À croire que l’imaginaire du progrès technologique ne recule devant aucun paradoxe : à chaque innovation qui prétend briser les frontières de l’écosystème fermé, une nouvelle barrière administrative émerge ailleurs. Ainsi, pendant que Chipolo s’érige en apôtre de “l’universalité” avec des trackers qui se jouent des silos Apple et Google, OpenAI pose une grille d’identification ultra-stricte sur l’accès à ses IA les plus avancées via son statut de Verified Organization. Où commence la liberté numérique, où s’arrête la frontière bureaucratique techno-sécuritaire ? À trop vouloir harmoniser les usages, la tech ne finirait-elle pas par standardiser la surveillance aussi sûrement que l’expérience utilisateur ?
La question du contrôle — qu’il soit commercial, politique ou réglementaire — irrigue toute la planète tech du moment. Tandis que Nvidia prône un rapatriement massif de la production de puces d’IA sur le sol américain afin de “réindustrialiser la souveraineté”, Meta tente de relancer son ambition européenne malgré la vigilance de la GDPR, maintenant armée de la DPC irlandaise. La mondialisation numérique semble, à vrai dire, fâchée avec elle-même : à chaque nouveau “Cloud Act”, Chips Act ou Digital Market Act, l’innovation accélère d’un côté pour mieux s’enfermer dans de nouveaux brevets, quotas et restrictions de l’autre. Même l’irruption salutaire de startups comme Conifer, qui veut se libérer des terres rares chinoises, n’est que l’envers d’une tech mondiale qui se pense désormais à l’aune du conflit géopolitique.

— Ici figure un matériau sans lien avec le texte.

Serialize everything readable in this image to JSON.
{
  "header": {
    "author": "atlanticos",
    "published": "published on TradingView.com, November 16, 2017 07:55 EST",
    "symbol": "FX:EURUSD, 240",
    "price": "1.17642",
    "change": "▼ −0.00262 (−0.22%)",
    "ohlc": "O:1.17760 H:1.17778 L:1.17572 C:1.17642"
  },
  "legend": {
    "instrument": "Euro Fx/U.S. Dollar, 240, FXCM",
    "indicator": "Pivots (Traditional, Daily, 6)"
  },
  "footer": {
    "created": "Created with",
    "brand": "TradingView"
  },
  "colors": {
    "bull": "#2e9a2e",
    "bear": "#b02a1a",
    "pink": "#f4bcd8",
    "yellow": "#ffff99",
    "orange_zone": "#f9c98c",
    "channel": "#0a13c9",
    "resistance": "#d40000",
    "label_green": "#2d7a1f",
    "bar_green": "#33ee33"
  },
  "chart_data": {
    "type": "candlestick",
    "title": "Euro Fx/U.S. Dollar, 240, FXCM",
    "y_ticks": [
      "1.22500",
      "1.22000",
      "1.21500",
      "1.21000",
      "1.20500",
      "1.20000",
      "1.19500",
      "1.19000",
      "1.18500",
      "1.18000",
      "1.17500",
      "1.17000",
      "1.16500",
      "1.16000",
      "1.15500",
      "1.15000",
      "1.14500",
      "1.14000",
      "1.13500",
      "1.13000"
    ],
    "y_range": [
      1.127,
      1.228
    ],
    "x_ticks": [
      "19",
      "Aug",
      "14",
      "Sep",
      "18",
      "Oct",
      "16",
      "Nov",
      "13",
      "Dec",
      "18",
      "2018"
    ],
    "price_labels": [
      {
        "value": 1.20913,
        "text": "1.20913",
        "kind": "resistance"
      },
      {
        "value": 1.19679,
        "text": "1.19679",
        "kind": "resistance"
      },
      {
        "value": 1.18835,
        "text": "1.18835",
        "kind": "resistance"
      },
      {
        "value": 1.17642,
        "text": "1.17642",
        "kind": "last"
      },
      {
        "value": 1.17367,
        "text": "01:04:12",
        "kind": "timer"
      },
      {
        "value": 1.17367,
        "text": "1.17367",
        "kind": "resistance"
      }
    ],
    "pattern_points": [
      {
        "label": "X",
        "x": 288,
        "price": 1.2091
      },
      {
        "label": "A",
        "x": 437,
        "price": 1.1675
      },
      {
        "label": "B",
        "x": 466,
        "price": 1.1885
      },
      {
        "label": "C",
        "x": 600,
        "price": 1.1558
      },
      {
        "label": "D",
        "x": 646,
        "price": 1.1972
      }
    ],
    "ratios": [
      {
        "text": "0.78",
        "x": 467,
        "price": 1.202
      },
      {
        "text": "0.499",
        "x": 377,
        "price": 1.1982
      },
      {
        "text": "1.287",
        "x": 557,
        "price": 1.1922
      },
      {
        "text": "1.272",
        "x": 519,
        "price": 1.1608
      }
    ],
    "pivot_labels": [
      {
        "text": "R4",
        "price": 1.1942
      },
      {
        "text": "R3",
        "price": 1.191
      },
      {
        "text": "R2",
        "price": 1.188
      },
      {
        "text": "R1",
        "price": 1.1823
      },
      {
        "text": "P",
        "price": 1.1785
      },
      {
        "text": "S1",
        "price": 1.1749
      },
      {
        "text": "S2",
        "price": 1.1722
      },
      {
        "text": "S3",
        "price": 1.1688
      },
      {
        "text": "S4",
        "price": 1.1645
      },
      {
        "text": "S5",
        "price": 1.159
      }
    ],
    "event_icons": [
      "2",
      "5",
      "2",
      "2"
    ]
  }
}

C’est que chaque “rupture” — y compris dans le hardware, qu’on le veuille ou non — s’inscrit aujourd’hui dans le langage de la protection : protection des données, des chaînes d’approvisionnement, des emplois, voire des profits. OpenAI redéfinit l’accès à l’innovation en exigeant des preuves d’identité dignes de la NSA (histoire d’éviter d’armer accidentellement un script-kiddie nord-coréen), pendant que Chipolo vend la paix des ménages numériques grâce à la compatibilité généralisée. Pendant ce temps, Nintendo temporise le lancement de sa Switch 2 aux États-Unis, coincé par une hausse tarifaire conçue pour “protéger” les jobs, si ce n’est les actionnaires. Dans ce grand sabbat du contrôle, la vraie innovation ne serait-elle pas finalement la capacité à rendre ces verrous invisibles, tout en chuchotant à l’oreille des utilisateurs que le nouveau jouet leur offre “tout, tout de suite, partout” ?
La tech feint d’abolir les frontières mais se nourrit désormais de douanes, physiques ou numériques, à tous les étages.
Le grand drame, c’est que chaque acteur de la chaîne semble convaincu de servir l’intérêt général. Apple justifie le prix de la Vision Pro par le fait de “protéger” l’excellence et la sécurité, tout en rêvant d’équiper chaque terrien de lunettes AR quasi invisibles. Kodiak Robotics promet la logistique autonome “made in USA” pour rassurer investisseurs et consommateurs angoissés par la Chine, alors que le Nigeria tente, non sans mal, de “protéger” son industrie solaire naissante contre l’invasion de panneaux importés. Partout, la tech promet la liberté d’action, mais déploie des murs — administratifs, commerciaux, juridiques — pour se réinventer en douce forteresse. L’universel n’est plus qu’un mot-clé d’UX ; l’agilité entrepreneuriale, une énigme à résoudre par de nouvelles procédures de conformité.
Ainsi va la comédie contemporaine des technologies connectées : elles abolissent les frontières tout en réinventant partout leurs propres douanes — sous le vernis de l’expérience fluide et de la protection optimale. Et si demain l’universalité n’était qu’une illusion de plus, poliment administrée par ceux-là mêmes qui doivent garder la porte entrebâillée tout en s’arrogeant le trousseau ? Il resterait au consommateur le loisir de savourer, entre deux notifications de consentement, la douce ironie de son “libre arbitre” dans un écosystème où ouvrir la porte… exige souvent plus de preuves que d’y entrer par effraction.